Ask HN: What is the best way to dump mongo data into Hadoop?

dangoldin · on Aug 13, 2012

I was at a meetup where the Foursquare data science team spoke about this problem. If I recall correctly, their solution was to have jobs that would take the data from Mongo and store it in flat files that would then be used by the Hadoop jobs. They found that the performance gained was worth the additional storage costs. They have a pretty well defined Hadoop process though so were able to optimize for it. If you plan on having a variety of Hadoop jobs it may not make as much sense.

Note that this information may be outdated so just treat it as a data point.
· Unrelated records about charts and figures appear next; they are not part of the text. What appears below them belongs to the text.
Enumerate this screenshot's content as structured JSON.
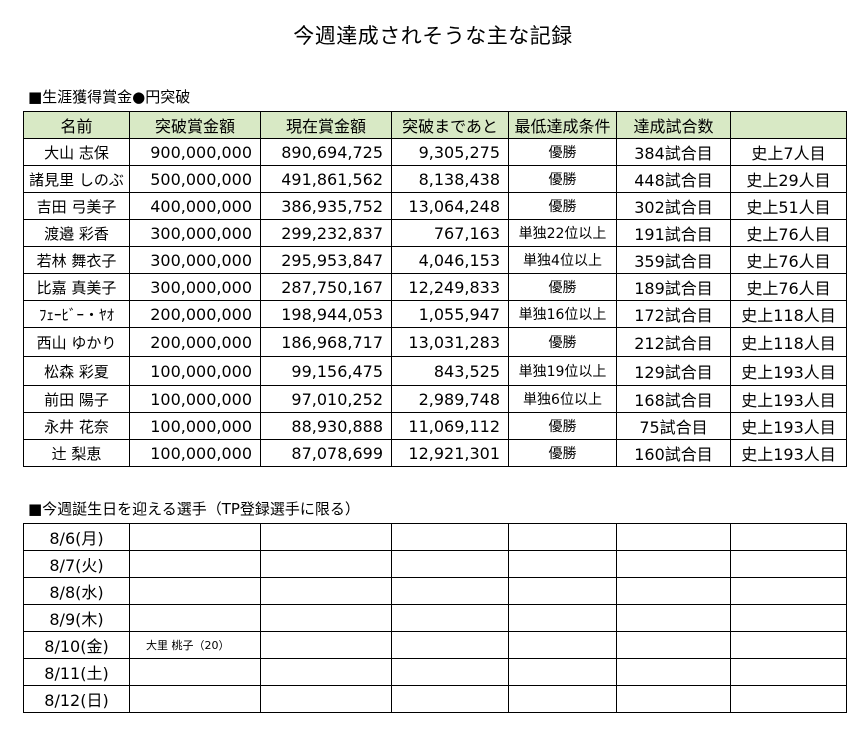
{
  "title": "今週達成されそうな主な記録",
  "records_section": {
    "heading": "■生涯獲得賞金●円突破",
    "columns": [
      "名前",
      "突破賞金額",
      "現在賞金額",
      "突破まであと",
      "最低達成条件",
      "達成試合数",
      ""
    ],
    "rows": [
      {
        "name": "大山 志保",
        "threshold": "900,000,000",
        "current": "890,694,725",
        "remaining": "9,305,275",
        "condition": "優勝",
        "games": "384試合目",
        "rank": "史上7人目"
      },
      {
        "name": "諸見里 しのぶ",
        "threshold": "500,000,000",
        "current": "491,861,562",
        "remaining": "8,138,438",
        "condition": "優勝",
        "games": "448試合目",
        "rank": "史上29人目"
      },
      {
        "name": "吉田 弓美子",
        "threshold": "400,000,000",
        "current": "386,935,752",
        "remaining": "13,064,248",
        "condition": "優勝",
        "games": "302試合目",
        "rank": "史上51人目"
      },
      {
        "name": "渡邉 彩香",
        "threshold": "300,000,000",
        "current": "299,232,837",
        "remaining": "767,163",
        "condition": "単独22位以上",
        "games": "191試合目",
        "rank": "史上76人目"
      },
      {
        "name": "若林 舞衣子",
        "threshold": "300,000,000",
        "current": "295,953,847",
        "remaining": "4,046,153",
        "condition": "単独4位以上",
        "games": "359試合目",
        "rank": "史上76人目"
      },
      {
        "name": "比嘉 真美子",
        "threshold": "300,000,000",
        "current": "287,750,167",
        "remaining": "12,249,833",
        "condition": "優勝",
        "games": "189試合目",
        "rank": "史上76人目"
      },
      {
        "name": "ﾌｪｰﾋﾞｰ・ﾔｵ",
        "threshold": "200,000,000",
        "current": "198,944,053",
        "remaining": "1,055,947",
        "condition": "単独16位以上",
        "games": "172試合目",
        "rank": "史上118人目"
      },
      {
        "name": "西山 ゆかり",
        "threshold": "200,000,000",
        "current": "186,968,717",
        "remaining": "13,031,283",
        "condition": "優勝",
        "games": "212試合目",
        "rank": "史上118人目"
      },
      {
        "name": "松森 彩夏",
        "threshold": "100,000,000",
        "current": "99,156,475",
        "remaining": "843,525",
        "condition": "単独19位以上",
        "games": "129試合目",
        "rank": "史上193人目"
      },
      {
        "name": "前田 陽子",
        "threshold": "100,000,000",
        "current": "97,010,252",
        "remaining": "2,989,748",
        "condition": "単独6位以上",
        "games": "168試合目",
        "rank": "史上193人目"
      },
      {
        "name": "永井 花奈",
        "threshold": "100,000,000",
        "current": "88,930,888",
        "remaining": "11,069,112",
        "condition": "優勝",
        "games": "75試合目",
        "rank": "史上193人目"
      },
      {
        "name": "辻 梨恵",
        "threshold": "100,000,000",
        "current": "87,078,699",
        "remaining": "12,921,301",
        "condition": "優勝",
        "games": "160試合目",
        "rank": "史上193人目"
      }
    ]
  },
  "birthday_section": {
    "heading": "■今週誕生日を迎える選手（TP登録選手に限る）",
    "rows": [
      {
        "date": "8/6(月)",
        "player": ""
      },
      {
        "date": "8/7(火)",
        "player": ""
      },
      {
        "date": "8/8(水)",
        "player": ""
      },
      {
        "date": "8/9(木)",
        "player": ""
      },
      {
        "date": "8/10(金)",
        "player": "大里 桃子（20）"
      },
      {
        "date": "8/11(土)",
        "player": ""
      },
      {
        "date": "8/12(日)",
        "player": ""
      }
    ]
  },
  "colors": {
    "header_fill": "#d8e9c5",
    "border": "#000000"
  }
}
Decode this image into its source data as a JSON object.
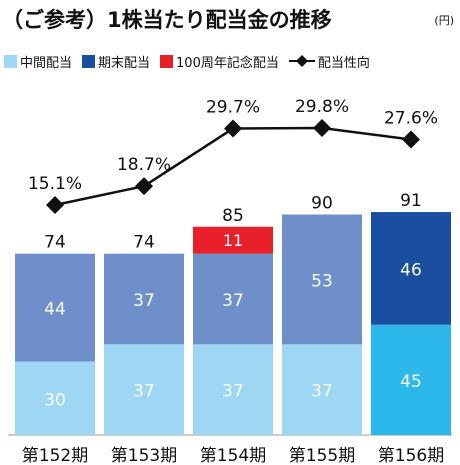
{
  "header": {
    "title": "（ご参考）1株当たり配当金の推移",
    "unit": "(円)"
  },
  "legend": {
    "items": [
      {
        "label": "中間配当",
        "color": "#8ed0f0",
        "kind": "box"
      },
      {
        "label": "期末配当",
        "color": "#1a4e9e",
        "kind": "box"
      },
      {
        "label": "100周年記念配当",
        "color": "#e8202a",
        "kind": "box"
      },
      {
        "label": "配当性向",
        "color": "#111111",
        "kind": "line-diamond"
      }
    ]
  },
  "chart_data": {
    "type": "bar",
    "stacked": true,
    "categories": [
      "第152期",
      "第153期",
      "第154期",
      "第155期",
      "第156期"
    ],
    "series": [
      {
        "name": "中間配当",
        "values": [
          30,
          37,
          37,
          37,
          45
        ]
      },
      {
        "name": "期末配当",
        "values": [
          44,
          37,
          37,
          53,
          46
        ]
      },
      {
        "name": "100周年記念配当",
        "values": [
          0,
          0,
          11,
          0,
          0
        ]
      }
    ],
    "totals": [
      74,
      74,
      85,
      90,
      91
    ],
    "line_series": {
      "name": "配当性向",
      "values": [
        15.1,
        18.7,
        29.7,
        29.8,
        27.6
      ],
      "labels": [
        "15.1%",
        "18.7%",
        "29.7%",
        "29.8%",
        "27.6%"
      ]
    },
    "ylim": [
      0,
      100
    ],
    "colors": {
      "interim": "#9dd7f4",
      "year_end_standard": "#6f8fcb",
      "interim_highlight": "#2cb8ea",
      "year_end_highlight": "#1a4e9e",
      "memorial": "#e8202a",
      "line": "#111111"
    }
  }
}
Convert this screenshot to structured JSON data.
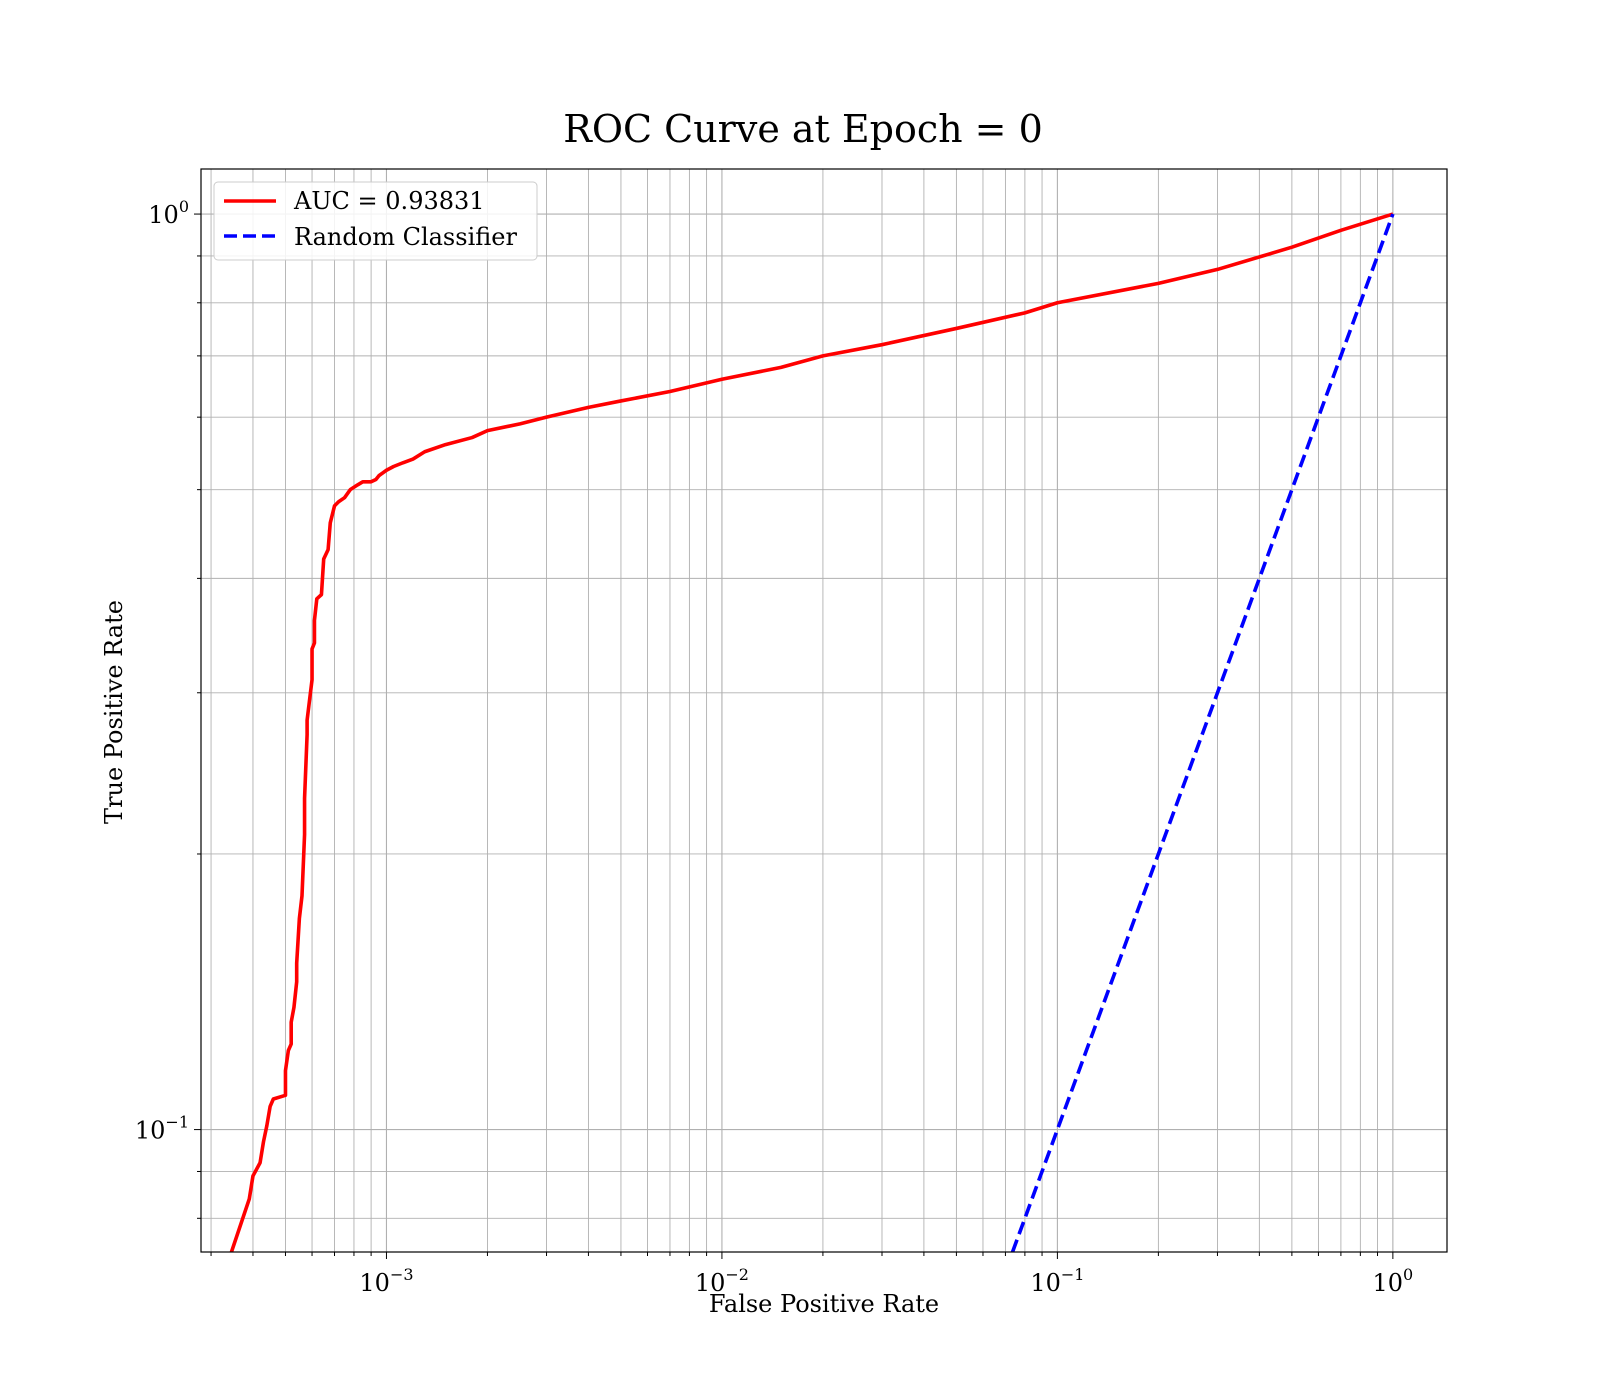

I'm sure others will have better ideas.

misiti3780 · on Aug 13, 2012

i was looking at this presentation, but cant really make sense of the two slides on "BSON Data ..."

http://engineering.foursquare.com/2012/06/22/our-hadoop-stac...

taligent · on Aug 13, 2012

There is this: http://api.mongodb.org/hadoop/MongoDB%2BHadoop+Connector.htm...

And a generic connector as well: http://blog.mongodb.org/post/29127828146/introducing-mongo-c...

heretohelp · on Aug 13, 2012

Should be trivial since document stores are less relational and the data should be relatively isolated.

You really just need to learn the subject matter, there is no magical wand for loading data from one to the other.

You understand one, then you understand the other, then you understand how to port and grapple with the data.

Just start reading.